Tom Liacas : « Entreprises, humanisez vos communications ! »
Lors de l’excellente conférence Reputation War qui s’est tenue le 11 janvier à Paris, j’ai eu l’opportunité de rencontrer Tom Liacas, un expert chevronné en matière d’activisme sur le terrain et sur le Web. Aujourd’hui co-fondateur et directeur général de l’agence #engagementlabs qui conseille des sociétés, Tom a longtemps été un militant qui a ferraillé contre les projets de certaines entreprises et institutions au Canada, son pays natal. Tom a eu l’extrême gentillesse de m’accorder quelques instants pour évoquer les entreprises face aux mobilisations de consommateurs et/ou de citoyens. Entretien exclusif pour le Blog du Communicant 2.0.
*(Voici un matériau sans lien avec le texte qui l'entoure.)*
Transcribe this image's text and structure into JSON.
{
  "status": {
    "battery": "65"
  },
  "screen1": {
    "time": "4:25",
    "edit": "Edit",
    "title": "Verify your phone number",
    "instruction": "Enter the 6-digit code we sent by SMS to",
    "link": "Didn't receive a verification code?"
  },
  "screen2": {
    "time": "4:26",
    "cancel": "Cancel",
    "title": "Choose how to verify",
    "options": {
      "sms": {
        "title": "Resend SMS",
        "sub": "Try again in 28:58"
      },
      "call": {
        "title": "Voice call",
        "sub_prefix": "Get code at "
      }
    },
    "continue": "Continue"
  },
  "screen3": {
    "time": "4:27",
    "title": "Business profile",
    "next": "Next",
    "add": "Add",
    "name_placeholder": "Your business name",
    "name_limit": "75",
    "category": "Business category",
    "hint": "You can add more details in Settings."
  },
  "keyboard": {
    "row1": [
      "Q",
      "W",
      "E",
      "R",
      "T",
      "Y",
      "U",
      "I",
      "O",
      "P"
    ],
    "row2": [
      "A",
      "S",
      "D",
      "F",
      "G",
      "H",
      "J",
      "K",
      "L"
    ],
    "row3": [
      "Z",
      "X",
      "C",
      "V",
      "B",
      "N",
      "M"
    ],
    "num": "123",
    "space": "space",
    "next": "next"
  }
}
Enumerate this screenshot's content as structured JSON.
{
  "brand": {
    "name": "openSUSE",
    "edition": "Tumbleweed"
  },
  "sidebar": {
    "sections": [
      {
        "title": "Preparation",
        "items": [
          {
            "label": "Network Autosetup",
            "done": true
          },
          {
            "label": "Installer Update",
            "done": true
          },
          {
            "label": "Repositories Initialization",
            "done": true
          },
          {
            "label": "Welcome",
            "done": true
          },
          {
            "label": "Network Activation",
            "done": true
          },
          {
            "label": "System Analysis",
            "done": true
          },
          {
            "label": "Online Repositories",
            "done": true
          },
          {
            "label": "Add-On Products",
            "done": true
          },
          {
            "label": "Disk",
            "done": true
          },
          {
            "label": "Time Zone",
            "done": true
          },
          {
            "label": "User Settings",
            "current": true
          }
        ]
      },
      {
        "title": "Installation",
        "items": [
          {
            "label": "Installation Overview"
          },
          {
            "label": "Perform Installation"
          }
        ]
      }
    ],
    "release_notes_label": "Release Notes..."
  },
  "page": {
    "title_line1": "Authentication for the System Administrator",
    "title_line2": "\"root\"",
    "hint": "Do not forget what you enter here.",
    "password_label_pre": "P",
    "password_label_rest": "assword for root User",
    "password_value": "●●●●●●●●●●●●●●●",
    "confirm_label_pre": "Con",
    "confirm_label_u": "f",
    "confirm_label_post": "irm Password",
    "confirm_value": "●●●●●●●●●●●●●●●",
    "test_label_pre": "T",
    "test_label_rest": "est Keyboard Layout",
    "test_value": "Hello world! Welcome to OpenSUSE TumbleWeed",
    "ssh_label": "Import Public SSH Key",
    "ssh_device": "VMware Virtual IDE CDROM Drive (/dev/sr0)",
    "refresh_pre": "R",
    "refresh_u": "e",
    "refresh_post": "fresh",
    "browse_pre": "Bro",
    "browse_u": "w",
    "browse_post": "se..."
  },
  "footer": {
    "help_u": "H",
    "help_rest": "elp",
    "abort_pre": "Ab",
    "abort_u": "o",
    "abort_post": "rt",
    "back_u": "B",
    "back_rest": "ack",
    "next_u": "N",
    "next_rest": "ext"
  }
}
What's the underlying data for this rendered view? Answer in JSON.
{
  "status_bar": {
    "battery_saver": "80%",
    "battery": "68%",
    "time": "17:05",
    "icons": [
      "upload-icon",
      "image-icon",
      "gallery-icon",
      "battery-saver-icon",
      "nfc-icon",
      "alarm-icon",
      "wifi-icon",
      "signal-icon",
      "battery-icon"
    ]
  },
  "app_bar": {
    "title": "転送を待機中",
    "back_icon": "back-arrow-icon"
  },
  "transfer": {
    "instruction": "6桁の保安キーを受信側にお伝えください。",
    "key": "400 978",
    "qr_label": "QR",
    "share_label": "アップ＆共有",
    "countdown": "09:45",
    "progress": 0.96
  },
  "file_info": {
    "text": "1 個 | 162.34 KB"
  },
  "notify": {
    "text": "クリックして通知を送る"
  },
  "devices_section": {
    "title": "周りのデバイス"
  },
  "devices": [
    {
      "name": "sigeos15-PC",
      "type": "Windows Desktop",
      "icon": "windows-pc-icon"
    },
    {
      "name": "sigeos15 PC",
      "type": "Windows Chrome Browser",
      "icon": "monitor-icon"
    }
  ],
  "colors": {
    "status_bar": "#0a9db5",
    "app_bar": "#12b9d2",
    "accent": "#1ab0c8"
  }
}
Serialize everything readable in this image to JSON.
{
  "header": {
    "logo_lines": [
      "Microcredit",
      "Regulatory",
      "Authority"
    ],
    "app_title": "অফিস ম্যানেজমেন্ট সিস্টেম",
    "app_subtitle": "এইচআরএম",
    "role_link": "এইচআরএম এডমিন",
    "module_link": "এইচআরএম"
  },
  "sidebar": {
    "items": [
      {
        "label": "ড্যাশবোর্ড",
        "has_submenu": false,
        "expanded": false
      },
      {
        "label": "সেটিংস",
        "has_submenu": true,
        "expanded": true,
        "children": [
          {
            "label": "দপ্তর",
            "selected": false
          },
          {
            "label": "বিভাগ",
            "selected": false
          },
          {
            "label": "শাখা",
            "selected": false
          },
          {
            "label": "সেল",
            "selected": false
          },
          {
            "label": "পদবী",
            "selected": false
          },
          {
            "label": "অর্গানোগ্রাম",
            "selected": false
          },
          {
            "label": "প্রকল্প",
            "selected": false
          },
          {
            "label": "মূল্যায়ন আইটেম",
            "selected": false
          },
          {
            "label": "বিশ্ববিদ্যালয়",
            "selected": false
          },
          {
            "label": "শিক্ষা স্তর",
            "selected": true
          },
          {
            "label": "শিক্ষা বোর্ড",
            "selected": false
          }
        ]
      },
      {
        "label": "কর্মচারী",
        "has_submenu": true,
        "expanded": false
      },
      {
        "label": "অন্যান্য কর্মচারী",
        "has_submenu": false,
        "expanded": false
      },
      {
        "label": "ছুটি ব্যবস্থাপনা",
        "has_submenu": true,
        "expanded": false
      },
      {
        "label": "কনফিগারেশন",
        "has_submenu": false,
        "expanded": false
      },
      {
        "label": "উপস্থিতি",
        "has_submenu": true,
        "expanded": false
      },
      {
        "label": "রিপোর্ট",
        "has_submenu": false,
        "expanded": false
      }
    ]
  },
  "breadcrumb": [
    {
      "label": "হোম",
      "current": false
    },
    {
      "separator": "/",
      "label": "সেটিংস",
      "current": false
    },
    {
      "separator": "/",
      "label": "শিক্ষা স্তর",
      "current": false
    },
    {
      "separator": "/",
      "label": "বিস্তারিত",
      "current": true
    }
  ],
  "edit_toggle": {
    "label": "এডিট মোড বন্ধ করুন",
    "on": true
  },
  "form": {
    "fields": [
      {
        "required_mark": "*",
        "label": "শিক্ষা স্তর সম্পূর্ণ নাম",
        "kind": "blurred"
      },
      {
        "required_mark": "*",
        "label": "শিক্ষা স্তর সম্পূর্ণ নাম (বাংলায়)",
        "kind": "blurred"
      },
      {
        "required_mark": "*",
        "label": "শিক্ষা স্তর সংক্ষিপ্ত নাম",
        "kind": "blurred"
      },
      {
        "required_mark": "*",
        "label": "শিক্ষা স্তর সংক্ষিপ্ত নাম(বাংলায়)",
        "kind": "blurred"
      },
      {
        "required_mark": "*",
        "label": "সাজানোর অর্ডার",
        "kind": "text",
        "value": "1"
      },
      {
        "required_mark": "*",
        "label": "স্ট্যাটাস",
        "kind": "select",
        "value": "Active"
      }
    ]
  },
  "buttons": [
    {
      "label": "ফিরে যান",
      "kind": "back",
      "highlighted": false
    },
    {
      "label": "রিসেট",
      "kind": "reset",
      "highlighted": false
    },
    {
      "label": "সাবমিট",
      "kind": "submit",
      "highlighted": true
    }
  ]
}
Fort d’un cursus inédit et expérimenté, Tom Liacas est un stratège rompu aux techniques du militantisme qui guide désormais des entreprises du classement Fortune 500 dans les méandres digitaux et réels de l’agit-prop impulsé par des ONG, des associations de défense et des groupes activistes. Il faut dire qu’avant d’aider les compagnies à mieux dialoguer avec des opposants, Tom a longtemps fait partie de ceux-ci. De cette expérience originale, il en a tiré une philosophie de communication particulièrement pertinente et totalement au fait des enjeux réputationnels actuels des entreprises.
Mini-bio express
L’action et la mobilisation médiatiques, Tom Liacas y est pour ainsi dire tombé dedans. Fraîchement titulaire d’une maîtrise d’Etudes Media, le jeune universitaire canadien s’implique vite dans le militantisme au cours des années 90 avant même l’avènement des médias sociaux. Il apporte ainsi sa contribution à des campagnes comme Indymedia et Adbusters pour les aider à amplifier leur impact médiatique auprès du corps sociétal et des dirigeants.
Plus tard, il est partie prenante dans le lancement de Memefest, un réseau international de personnes militant pour le changement social à travers l’usage sophistiqué des médias et de la communication. Au fil des ans, Tom élargit sa palette en participant par exemple à la création d’Ethiquette, un site qui recense les produits de consommation verts au Canada et Ethipedia, une plateforme collaborative où les entreprises peuvent échanger de bonnes pratiques en matière de développement durable.
Grâce à ce pedigree fort consistant, Tom a acquis une compréhension profonde des vulnérabilités des entreprises et des gouvernements sur le terrain des médias sociaux. Il en a aussi tiré des enseignements pour adapter leurs communications de manière plus efficace à l’encontre des activistes. Autour de cette expertise incomparable, il a décidé de fonder en 2011 sa propre société de conseil baptisée Engagement Labs afin de permettre aux industries d’engager des discussions constructives autour des projets controversés. De fait, le regard de Tom est absolument précieux. Il fait de la communication, un authentique levier d’engagement au lieu des sempiternels messages incantatoires que d’aucuns professent encore.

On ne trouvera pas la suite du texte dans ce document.